Embora certos paradigmas dominem a ciência em momentos particulares, eles não são desafiadores nem imutáveis. Ocasionalmente, os cientistas encontrarão falhas no paradigma existente. Kuhn se referiu a essas falhas como anomalias. Estes são bits de dados que parecem não se encaixar no paradigma existente: nenhuma adaptação teórica satisfatória do paradigma parece explicar adequadamente sua existência. A presença de tais anomalias pode incentivar esses cientistas a apresentar um paradigma alternativo que possa explicar as anomalias. A princípio, é provável que esses paradigmas alternativos sejam resistidos pelos proponentes da ciência normal. Mas, com o tempo, à medida que as anomalias aumentam e o novo paradigma atrai mais seguidores, pode haver uma “mudança de paradigma”. Os cientistas abandonam o antigo paradigma e começam a interpretar os dados à luz do novo. Quando isso acontece, um Revolução científica pode-se dizer que ocorreu.
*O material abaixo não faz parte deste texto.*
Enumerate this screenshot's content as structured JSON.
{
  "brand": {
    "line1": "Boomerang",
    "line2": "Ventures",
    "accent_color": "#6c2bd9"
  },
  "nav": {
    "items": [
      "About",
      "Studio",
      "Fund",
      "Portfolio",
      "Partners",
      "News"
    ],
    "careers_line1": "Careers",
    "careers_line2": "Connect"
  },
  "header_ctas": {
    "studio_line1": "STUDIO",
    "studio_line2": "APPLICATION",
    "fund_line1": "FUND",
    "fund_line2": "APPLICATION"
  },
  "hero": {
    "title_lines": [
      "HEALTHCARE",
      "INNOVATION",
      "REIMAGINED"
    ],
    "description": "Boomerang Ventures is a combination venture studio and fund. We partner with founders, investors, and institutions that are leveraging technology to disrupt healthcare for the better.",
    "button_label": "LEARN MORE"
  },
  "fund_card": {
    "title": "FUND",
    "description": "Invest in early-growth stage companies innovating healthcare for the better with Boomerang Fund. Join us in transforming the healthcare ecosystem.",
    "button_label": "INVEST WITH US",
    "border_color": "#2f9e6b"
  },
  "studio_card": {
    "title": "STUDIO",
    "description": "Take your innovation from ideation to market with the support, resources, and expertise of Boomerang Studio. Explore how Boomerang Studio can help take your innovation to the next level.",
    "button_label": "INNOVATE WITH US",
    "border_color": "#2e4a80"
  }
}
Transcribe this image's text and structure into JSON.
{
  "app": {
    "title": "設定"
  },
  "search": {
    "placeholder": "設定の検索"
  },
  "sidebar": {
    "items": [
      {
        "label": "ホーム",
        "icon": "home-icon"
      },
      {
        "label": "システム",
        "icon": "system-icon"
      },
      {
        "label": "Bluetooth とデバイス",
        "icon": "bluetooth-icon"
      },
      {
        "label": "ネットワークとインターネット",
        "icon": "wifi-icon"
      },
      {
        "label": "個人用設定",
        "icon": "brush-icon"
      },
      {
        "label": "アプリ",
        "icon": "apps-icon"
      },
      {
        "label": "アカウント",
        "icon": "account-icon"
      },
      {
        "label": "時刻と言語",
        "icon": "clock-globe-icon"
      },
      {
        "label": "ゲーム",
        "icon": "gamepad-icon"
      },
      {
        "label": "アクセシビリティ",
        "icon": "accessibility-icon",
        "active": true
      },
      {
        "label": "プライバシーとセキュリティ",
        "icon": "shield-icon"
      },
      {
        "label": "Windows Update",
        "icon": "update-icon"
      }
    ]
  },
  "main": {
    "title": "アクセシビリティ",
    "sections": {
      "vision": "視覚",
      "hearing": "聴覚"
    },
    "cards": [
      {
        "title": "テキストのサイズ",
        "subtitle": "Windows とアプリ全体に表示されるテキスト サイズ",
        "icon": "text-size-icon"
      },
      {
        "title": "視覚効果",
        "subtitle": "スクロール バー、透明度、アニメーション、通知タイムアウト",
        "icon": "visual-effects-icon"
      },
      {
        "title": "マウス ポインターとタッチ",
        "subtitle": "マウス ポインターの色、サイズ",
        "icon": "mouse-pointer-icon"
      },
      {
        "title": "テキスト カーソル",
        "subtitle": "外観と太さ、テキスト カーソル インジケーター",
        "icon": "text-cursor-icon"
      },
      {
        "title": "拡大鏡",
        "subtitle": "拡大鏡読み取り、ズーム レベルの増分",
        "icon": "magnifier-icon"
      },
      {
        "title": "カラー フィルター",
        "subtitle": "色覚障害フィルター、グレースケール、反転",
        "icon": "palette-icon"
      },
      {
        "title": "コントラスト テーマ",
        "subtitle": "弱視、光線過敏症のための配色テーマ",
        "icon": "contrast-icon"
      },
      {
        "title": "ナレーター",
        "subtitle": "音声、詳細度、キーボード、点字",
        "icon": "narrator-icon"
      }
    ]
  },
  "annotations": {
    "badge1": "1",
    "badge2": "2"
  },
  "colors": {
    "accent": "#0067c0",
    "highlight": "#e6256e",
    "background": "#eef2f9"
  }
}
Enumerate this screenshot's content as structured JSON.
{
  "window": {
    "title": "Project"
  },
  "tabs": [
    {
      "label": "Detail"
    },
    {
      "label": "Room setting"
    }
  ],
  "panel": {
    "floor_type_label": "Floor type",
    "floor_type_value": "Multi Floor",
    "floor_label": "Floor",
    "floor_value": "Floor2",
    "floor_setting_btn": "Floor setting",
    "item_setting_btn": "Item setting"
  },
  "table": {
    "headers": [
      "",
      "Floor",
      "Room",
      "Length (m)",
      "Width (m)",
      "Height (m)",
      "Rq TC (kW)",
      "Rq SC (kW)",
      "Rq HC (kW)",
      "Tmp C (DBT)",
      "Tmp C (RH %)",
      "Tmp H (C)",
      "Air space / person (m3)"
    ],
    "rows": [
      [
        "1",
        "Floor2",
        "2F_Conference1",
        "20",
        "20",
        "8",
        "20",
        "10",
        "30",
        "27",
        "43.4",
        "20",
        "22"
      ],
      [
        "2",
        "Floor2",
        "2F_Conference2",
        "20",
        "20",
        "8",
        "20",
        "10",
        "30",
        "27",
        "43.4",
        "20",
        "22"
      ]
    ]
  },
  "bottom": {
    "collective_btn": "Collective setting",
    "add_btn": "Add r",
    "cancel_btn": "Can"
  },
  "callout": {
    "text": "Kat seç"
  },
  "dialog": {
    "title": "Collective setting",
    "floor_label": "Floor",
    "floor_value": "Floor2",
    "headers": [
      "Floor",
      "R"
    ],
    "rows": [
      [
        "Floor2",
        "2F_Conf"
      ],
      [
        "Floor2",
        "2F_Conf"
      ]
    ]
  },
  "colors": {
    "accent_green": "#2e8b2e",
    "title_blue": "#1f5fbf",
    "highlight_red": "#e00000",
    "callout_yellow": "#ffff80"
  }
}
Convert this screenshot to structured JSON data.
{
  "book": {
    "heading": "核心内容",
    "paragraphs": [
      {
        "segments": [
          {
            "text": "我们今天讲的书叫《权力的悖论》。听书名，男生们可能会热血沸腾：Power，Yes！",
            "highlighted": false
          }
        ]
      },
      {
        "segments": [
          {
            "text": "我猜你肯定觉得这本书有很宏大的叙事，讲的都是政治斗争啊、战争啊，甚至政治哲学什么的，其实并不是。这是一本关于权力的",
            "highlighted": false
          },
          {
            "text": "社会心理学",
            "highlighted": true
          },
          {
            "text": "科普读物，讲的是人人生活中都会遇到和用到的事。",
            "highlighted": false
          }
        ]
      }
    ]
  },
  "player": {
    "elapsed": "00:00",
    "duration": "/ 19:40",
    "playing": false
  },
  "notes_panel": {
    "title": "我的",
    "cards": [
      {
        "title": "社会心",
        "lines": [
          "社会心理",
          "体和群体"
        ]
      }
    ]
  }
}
O principal exemplo de revolução científica de Kuhn é a mudança da visão geocêntrica ptolemaica do sistema solar para a visão heliocêntrica copernicana. Essa revolução ocorreu nos séculos XVI e XVII. Copérnico, Kepler e Galileu foram os principais responsáveis ​​pela instigação dessa revolução. O paradigma ptolomaico havia dominado a astronomia por quase mil anos. Gerou fórmulas complexas para prever observações astronômicas. Havia algumas anomalias insatisfatórias nele, como o movimento estranho dos planetas que precisavam ser explicados pelo uso de epiciclos. Dito isto, o paradigma ptolomaico e suas teorias associadas pareciam se encaixar muito bem nos dados existentes e eram bastante intuitivos (para nós, aqui na Terra, parece que estamos parados). Copérnico defendeu uma mudança de paradigma, inicialmente em termos amplamente estéticos, em direção a uma visão heliocêntrica do sistema solar. Eventualmente, as evidências montadas a favor de seu paradigma geocêntrico e as teorias e fórmulas que ele gerou foram mais diretas e precisas do que aquelas geradas no antigo paradigma ptolomaico. Uma revolução ocorreu.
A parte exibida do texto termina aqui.